NovelToon NovelToon

Adinda Untuk Kapten Zaid

AKZ part 1

Zaid mengenakan kemeja batik warna biru berlengan panjang yang digulung hingga ke siku. Pakaian yang begitu pas di tubuh tegapnya menambah kegahahan serta ketampanannya. Membuatnya semakin berkharisma dan pastinya membuat kaum hawa begitu mendamba untuk dipersunting oleh Sang Kapten.

Namun, Zaid begitu dingin dan sulit untuk digapai. Tak sedikit pun ia memberikan kesempatan atau harapan kepada para wanita yang mendambanya. Entah wanita seperti apa yang menurutnya pantas untuk bersanding dengannya.

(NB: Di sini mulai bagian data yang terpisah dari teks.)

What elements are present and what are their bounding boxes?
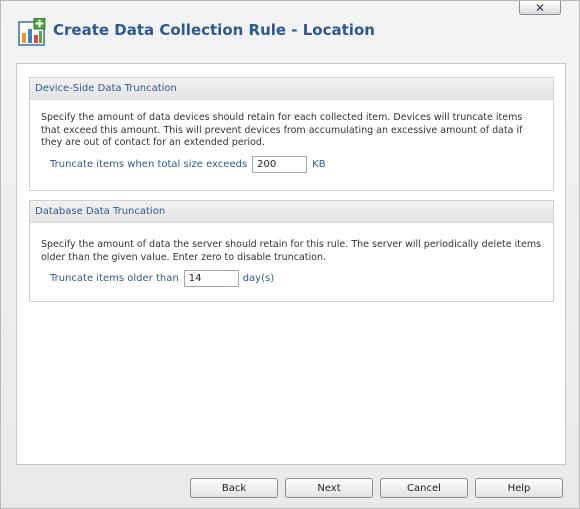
size-limit-label: Truncate items when total size exceeds [50, 158, 248, 170]
size-limit-unit: KB [312, 158, 326, 170]
age-limit-unit: day(s) [242, 273, 275, 284]
dialog-window: ✕ Create Data Collection Rule - Location… [0, 0, 580, 509]
age-limit-row: Truncate items older than day(s) [50, 270, 553, 287]
size-limit-input[interactable] [252, 155, 308, 173]
next-button[interactable]: Next [285, 478, 373, 498]
section-description: Specify the amount of data devices shoul… [41, 112, 523, 148]
cancel-button[interactable]: Cancel [380, 478, 468, 498]
section-header: Device-Side Data Truncation [30, 78, 553, 100]
chart-add-icon [18, 17, 46, 46]
size-limit-row: Truncate items when total size exceeds K… [50, 155, 553, 173]
content-panel: Device-Side Data Truncation Specify the … [16, 63, 566, 465]
section-description: Specify the amount of data the server sh… [41, 239, 542, 263]
section-header: Database Data Truncation [30, 201, 553, 223]
back-button[interactable]: Back [190, 478, 278, 498]
close-button[interactable]: ✕ [519, 1, 561, 15]
age-limit-input[interactable] [183, 270, 239, 287]
age-limit-label: Truncate items older than [50, 273, 179, 284]
dialog-title: Create Data Collection Rule - Location [53, 21, 375, 39]
close-icon: ✕ [534, 0, 546, 15]
device-side-truncation-section: Device-Side Data Truncation Specify the … [29, 77, 554, 191]
help-button[interactable]: Help [475, 478, 563, 498]
database-truncation-section: Database Data Truncation Specify the amo… [29, 200, 554, 302]
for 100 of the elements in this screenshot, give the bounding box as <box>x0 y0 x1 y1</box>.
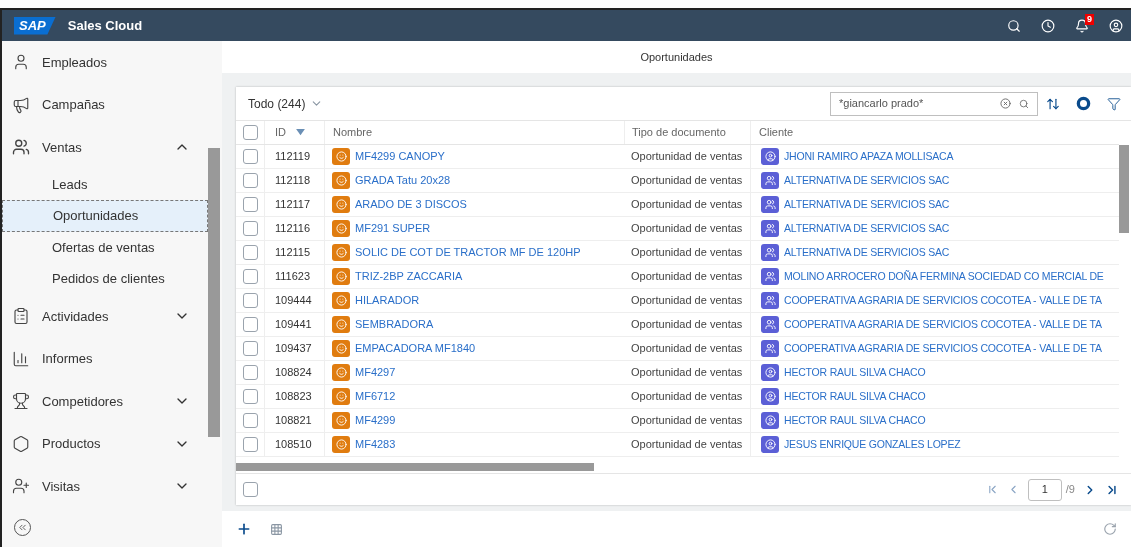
logo: SAP <box>14 16 56 35</box>
link[interactable]: MOLINO ARROCERO DOÑA FERMINA SOCIEDAD CO MERCIAL DE <box>784 268 1104 285</box>
table-row[interactable]: 111623 TRIZ-2BP ZACCARIA Oportunidad de ventas MOLINO ARROCERO DOÑA FERMINA SOCIEDAD CO MERCIAL DE <box>236 265 1119 289</box>
nav-subitem[interactable]: Oportunidades <box>2 200 208 232</box>
nav-item[interactable]: Ventas <box>2 126 208 169</box>
link[interactable]: EMPACADORA MF1840 <box>355 340 476 357</box>
table-row[interactable]: 112119 MF4299 CANOPY Oportunidad de ventas JHONI RAMIRO APAZA MOLLISACA <box>236 145 1119 169</box>
link[interactable]: COOPERATIVA AGRARIA DE SERVICIOS COCOTEA - VALLE DE TA <box>784 316 1102 333</box>
link[interactable]: MF6712 <box>355 388 396 405</box>
opportunity-icon <box>332 436 350 453</box>
link[interactable]: COOPERATIVA AGRARIA DE SERVICIOS COCOTEA - VALLE DE TA <box>784 292 1102 309</box>
checkbox[interactable] <box>242 341 258 356</box>
table-row[interactable]: 108824 MF4297 Oportunidad de ventas HECTOR RAUL SILVA CHACO <box>236 361 1119 385</box>
add-icon[interactable] <box>236 521 252 537</box>
table-row[interactable]: 112118 GRADA Tatu 20x28 Oportunidad de ventas ALTERNATIVA DE SERVICIOS SAC <box>236 169 1119 193</box>
table-row[interactable]: 112117 ARADO DE 3 DISCOS Oportunidad de ventas ALTERNATIVA DE SERVICIOS SAC <box>236 193 1119 217</box>
nav-item[interactable]: Actividades <box>2 295 208 338</box>
view-selector[interactable]: Todo (244) <box>248 94 324 113</box>
horizontal-scrollbar[interactable] <box>236 463 594 471</box>
checkbox[interactable] <box>242 293 258 308</box>
checkbox[interactable] <box>242 197 258 212</box>
filter-icon[interactable] <box>1107 96 1121 111</box>
user-icon[interactable] <box>1109 18 1123 33</box>
link[interactable]: SOLIC DE COT DE TRACTOR MF DE 120HP <box>355 244 581 261</box>
person-icon <box>761 148 779 165</box>
checkbox[interactable] <box>242 413 258 428</box>
nav-item[interactable]: Campañas <box>2 83 208 126</box>
sort-down-icon[interactable] <box>296 129 305 136</box>
nav-subitem[interactable]: Ofertas de ventas <box>2 231 208 264</box>
clipboard-icon <box>12 307 30 326</box>
link[interactable]: MF4299 <box>355 412 396 429</box>
checkbox[interactable] <box>242 173 258 188</box>
link[interactable]: ALTERNATIVA DE SERVICIOS SAC <box>784 220 950 237</box>
link[interactable]: JHONI RAMIRO APAZA MOLLISACA <box>784 148 954 165</box>
table-cell-text: Oportunidad de ventas <box>631 413 743 429</box>
link[interactable]: HILARADOR <box>355 292 420 309</box>
checkbox[interactable] <box>243 482 258 497</box>
checkbox[interactable] <box>242 269 258 284</box>
link[interactable]: JESUS ENRIQUE GONZALES LOPEZ <box>784 436 961 453</box>
link[interactable]: TRIZ-2BP ZACCARIA <box>355 268 463 285</box>
scrollbar[interactable] <box>208 148 220 437</box>
scrollbar[interactable] <box>1119 145 1129 233</box>
checkbox[interactable] <box>242 149 258 164</box>
link[interactable]: GRADA Tatu 20x28 <box>355 172 451 189</box>
table-row[interactable]: 108823 MF6712 Oportunidad de ventas HECTOR RAUL SILVA CHACO <box>236 385 1119 409</box>
column-header[interactable]: Tipo de documento <box>632 124 726 141</box>
search-field[interactable]: *giancarlo prado* <box>830 91 1038 116</box>
link[interactable]: MF4297 <box>355 364 396 381</box>
table-row[interactable]: 112116 MF291 SUPER Oportunidad de ventas ALTERNATIVA DE SERVICIOS SAC <box>236 217 1119 241</box>
search-icon[interactable] <box>1019 98 1029 109</box>
table-row[interactable]: 109444 HILARADOR Oportunidad de ventas COOPERATIVA AGRARIA DE SERVICIOS COCOTEA - VALLE DE TA <box>236 289 1119 313</box>
table-row[interactable]: 112115 SOLIC DE COT DE TRACTOR MF DE 120HP Oportunidad de ventas ALTERNATIVA DE SERVICIOS SAC <box>236 241 1119 265</box>
link[interactable]: MF4283 <box>355 436 396 453</box>
checkbox[interactable] <box>242 221 258 236</box>
column-header[interactable]: Nombre <box>333 124 373 141</box>
link[interactable]: COOPERATIVA AGRARIA DE SERVICIOS COCOTEA - VALLE DE TA <box>784 340 1102 357</box>
trophy-icon <box>12 392 30 411</box>
column-header[interactable]: Cliente <box>759 124 794 141</box>
checkbox[interactable] <box>242 365 258 380</box>
nav-item[interactable]: Competidores <box>2 380 208 423</box>
link[interactable]: HECTOR RAUL SILVA CHACO <box>784 388 926 405</box>
link[interactable]: MF291 SUPER <box>355 220 431 237</box>
table-cell-text: Oportunidad de ventas <box>631 149 743 165</box>
link[interactable]: SEMBRADORA <box>355 316 434 333</box>
table-row[interactable]: 109437 EMPACADORA MF1840 Oportunidad de ventas COOPERATIVA AGRARIA DE SERVICIOS COCOTEA - VALLE DE TA <box>236 337 1119 361</box>
table-cell-text: Oportunidad de ventas <box>631 389 743 405</box>
link[interactable]: ARADO DE 3 DISCOS <box>355 196 467 213</box>
link[interactable]: ALTERNATIVA DE SERVICIOS SAC <box>784 196 950 213</box>
nav-item[interactable]: Visitas <box>2 465 208 508</box>
table-cell-text: 108824 <box>275 365 312 381</box>
refresh-icon[interactable] <box>1103 522 1117 536</box>
link[interactable]: HECTOR RAUL SILVA CHACO <box>784 412 926 429</box>
search-icon[interactable] <box>1007 18 1021 33</box>
clock-icon[interactable] <box>1041 18 1055 33</box>
donut-chart-icon[interactable] <box>1076 96 1091 111</box>
nav-item[interactable]: Informes <box>2 337 208 380</box>
checkbox[interactable] <box>242 125 258 140</box>
page-field[interactable]: 1 <box>1027 478 1062 501</box>
link[interactable]: MF4299 CANOPY <box>355 148 445 165</box>
table-row[interactable]: 108821 MF4299 Oportunidad de ventas HECTOR RAUL SILVA CHACO <box>236 409 1119 433</box>
checkbox[interactable] <box>242 317 258 332</box>
table-cell-text: Oportunidad de ventas <box>631 269 743 285</box>
link[interactable]: ALTERNATIVA DE SERVICIOS SAC <box>784 172 950 189</box>
table-row[interactable]: 109441 SEMBRADORA Oportunidad de ventas COOPERATIVA AGRARIA DE SERVICIOS COCOTEA - VALLE DE TA <box>236 313 1119 337</box>
checkbox[interactable] <box>242 245 258 260</box>
nav-subitem[interactable]: Leads <box>2 168 208 201</box>
clear-icon[interactable] <box>1000 98 1011 109</box>
checkbox[interactable] <box>242 389 258 404</box>
bell-icon[interactable] <box>1075 18 1089 33</box>
link[interactable]: ALTERNATIVA DE SERVICIOS SAC <box>784 244 950 261</box>
checkbox[interactable] <box>242 437 258 452</box>
table-row[interactable]: 108510 MF4283 Oportunidad de ventas JESUS ENRIQUE GONZALES LOPEZ <box>236 433 1119 457</box>
nav-subitem[interactable]: Pedidos de clientes <box>2 263 208 295</box>
table-cell-text: Oportunidad de ventas <box>631 317 743 333</box>
column-header[interactable]: ID <box>275 124 286 141</box>
sort-icon[interactable] <box>1046 96 1060 111</box>
link[interactable]: HECTOR RAUL SILVA CHACO <box>784 364 926 381</box>
grid-icon[interactable] <box>270 522 283 536</box>
nav-item[interactable]: Productos <box>2 422 208 465</box>
nav-item[interactable]: Empleados <box>2 41 208 84</box>
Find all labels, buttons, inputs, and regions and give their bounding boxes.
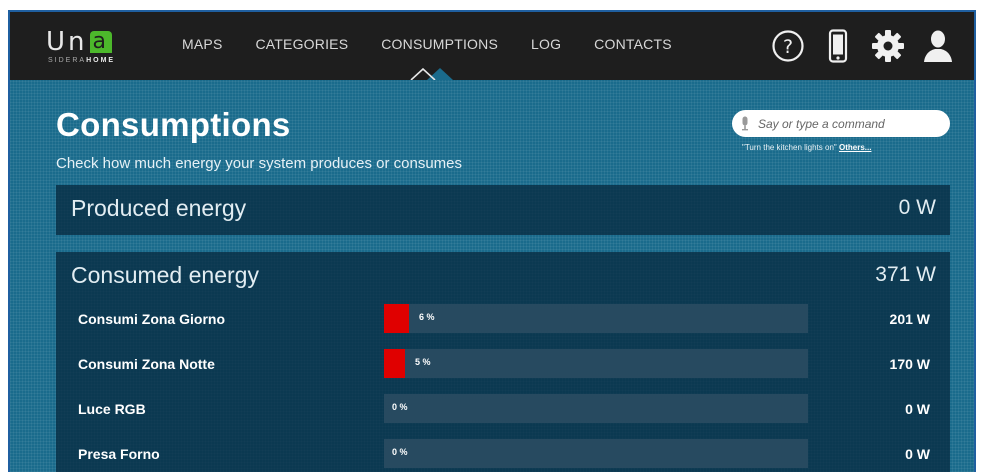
user-icon[interactable] xyxy=(918,26,958,66)
consumption-label: Consumi Zona Giorno xyxy=(78,311,225,327)
consumed-energy-panel: Consumed energy 371 W Consumi Zona Giorn… xyxy=(56,252,950,472)
consumed-energy-title: Consumed energy xyxy=(71,262,259,288)
consumption-bar: 0 % xyxy=(384,439,808,468)
consumption-bar: 6 % xyxy=(384,304,808,333)
page-title: Consumptions xyxy=(56,106,291,143)
consumption-percent: 6 % xyxy=(419,312,435,322)
consumption-bar: 5 % xyxy=(384,349,808,378)
consumption-value: 170 W xyxy=(889,356,930,372)
nav-categories[interactable]: CATEGORIES xyxy=(255,12,348,80)
logo-wordmark-accent: a xyxy=(89,31,112,53)
logo-subtitle: SIDERAHOME xyxy=(48,57,115,64)
consumption-bar: 0 % xyxy=(384,394,808,423)
consumption-list: Consumi Zona Giorno 6 % 201 W Consumi Zo… xyxy=(56,297,950,472)
produced-energy-value: 0 W xyxy=(898,196,936,219)
voice-hint-others-link[interactable]: Others... xyxy=(839,143,871,152)
phone-icon[interactable] xyxy=(818,26,858,66)
svg-text:?: ? xyxy=(783,36,793,58)
consumption-percent: 0 % xyxy=(392,447,408,457)
main-nav: MAPS CATEGORIES CONSUMPTIONS LOG CONTACT… xyxy=(182,12,705,80)
nav-consumptions[interactable]: CONSUMPTIONS xyxy=(381,12,498,80)
consumption-row: Luce RGB 0 % 0 W xyxy=(56,387,950,432)
nav-maps[interactable]: MAPS xyxy=(182,12,222,80)
logo-sub-prefix: SIDERA xyxy=(48,57,87,64)
help-icon[interactable]: ? xyxy=(768,26,808,66)
produced-energy-title: Produced energy xyxy=(71,195,247,221)
voice-hint-example: "Turn the kitchen lights on" xyxy=(742,143,837,152)
consumption-bar-fill xyxy=(384,304,409,333)
consumption-row: Consumi Zona Notte 5 % 170 W xyxy=(56,342,950,387)
consumption-value: 201 W xyxy=(889,311,930,327)
consumed-energy-value: 371 W xyxy=(875,263,936,286)
consumption-label: Presa Forno xyxy=(78,446,160,462)
voice-command-input[interactable] xyxy=(758,116,938,131)
page-subtitle: Check how much energy your system produc… xyxy=(56,155,463,172)
consumption-percent: 0 % xyxy=(392,402,408,412)
nav-log[interactable]: LOG xyxy=(531,12,561,80)
consumption-value: 0 W xyxy=(905,401,930,417)
una-logo[interactable]: Un a SIDERAHOME xyxy=(46,28,136,66)
consumption-row: Presa Forno 0 % 0 W xyxy=(56,432,950,472)
nav-contacts[interactable]: CONTACTS xyxy=(594,12,672,80)
logo-sub-bold: HOME xyxy=(86,57,116,64)
produced-energy-panel: Produced energy 0 W xyxy=(56,185,950,235)
top-navigation-bar: Un a SIDERAHOME MAPS CATEGORIES CONSUMPTI… xyxy=(10,12,974,80)
logo-wordmark-start: Un xyxy=(46,27,88,57)
consumption-bar-fill xyxy=(384,349,405,378)
app-frame: Un a SIDERAHOME MAPS CATEGORIES CONSUMPTI… xyxy=(8,10,976,472)
voice-command-box[interactable] xyxy=(732,110,950,137)
active-nav-caret-icon xyxy=(410,68,436,80)
gear-icon[interactable] xyxy=(868,26,908,66)
consumption-percent: 5 % xyxy=(415,357,431,367)
toolbar-icons: ? xyxy=(758,26,958,66)
voice-command-hint: "Turn the kitchen lights on" Others... xyxy=(742,143,871,152)
consumption-label: Consumi Zona Notte xyxy=(78,356,215,372)
consumption-label: Luce RGB xyxy=(78,401,146,417)
consumption-row: Consumi Zona Giorno 6 % 201 W xyxy=(56,297,950,342)
microphone-icon[interactable] xyxy=(741,116,751,132)
consumption-value: 0 W xyxy=(905,446,930,462)
logo-wordmark: Un a xyxy=(46,28,112,56)
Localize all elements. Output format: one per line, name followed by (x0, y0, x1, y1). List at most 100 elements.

Zaid keluar dari kamarnya kemudian berjalan menuruni tangga. Di ruang depan, sang ibu nampak telah siap dengan mengenakan setelan kebaya yang bermotif sama dengan batik miliknya. Dengan hijab berwarna senada, sang ibu nampak anggun dan cantik di usianya yang tak lagi muda.

" Wah... Ibunya Zaid memang paling top deh " puji Zaid saat melihat penampilan sang ibu kemudian mencium pipi sang ibu.

" Ya, iyalah... Masa anaknya ganteng maksimal begini, ibunya biasa aja sih " sahut Bu Sandra terkekeh.

" Ayo, bu... Nanti terlalu siang kita datangnya. Gak bisa ngobrol- ngobrol lama " ucap Zaid sambil melangkahkan kaki menuju mobil diikuti langkah kaki sang ibu.

Zaid membukakan pintu mobil untuk sang ibu, setelahnya ia masuk ke dalam mobil lalu mulai menghidupkan dan melajukan mobilnya.

" Anak Arjuna yang sunat berapa tahun ? " tanya Bu Sandra.

" Kalau gak salah 4 tahun, bu " jawab Zaid sambil tetap fokus mengendarai mobil SUV mewahnya.

" Hebat ya, sudah mau disunat. Dulu kamu baru disunat pas kelas 4 SD. Kalau gak sakit saluran kencing, pastinya ya gak akan mau disunat " kenang Bu Sandra.

" Terus anaknya yang kedua, berapa tahun ? Perempuan atau laki-laki yang kedua ? " tanya Bu Sandra lagi.

" Perempuan bu. Kalau gak salah baru 6 bulan umurnya " jawab Zaid seadanya.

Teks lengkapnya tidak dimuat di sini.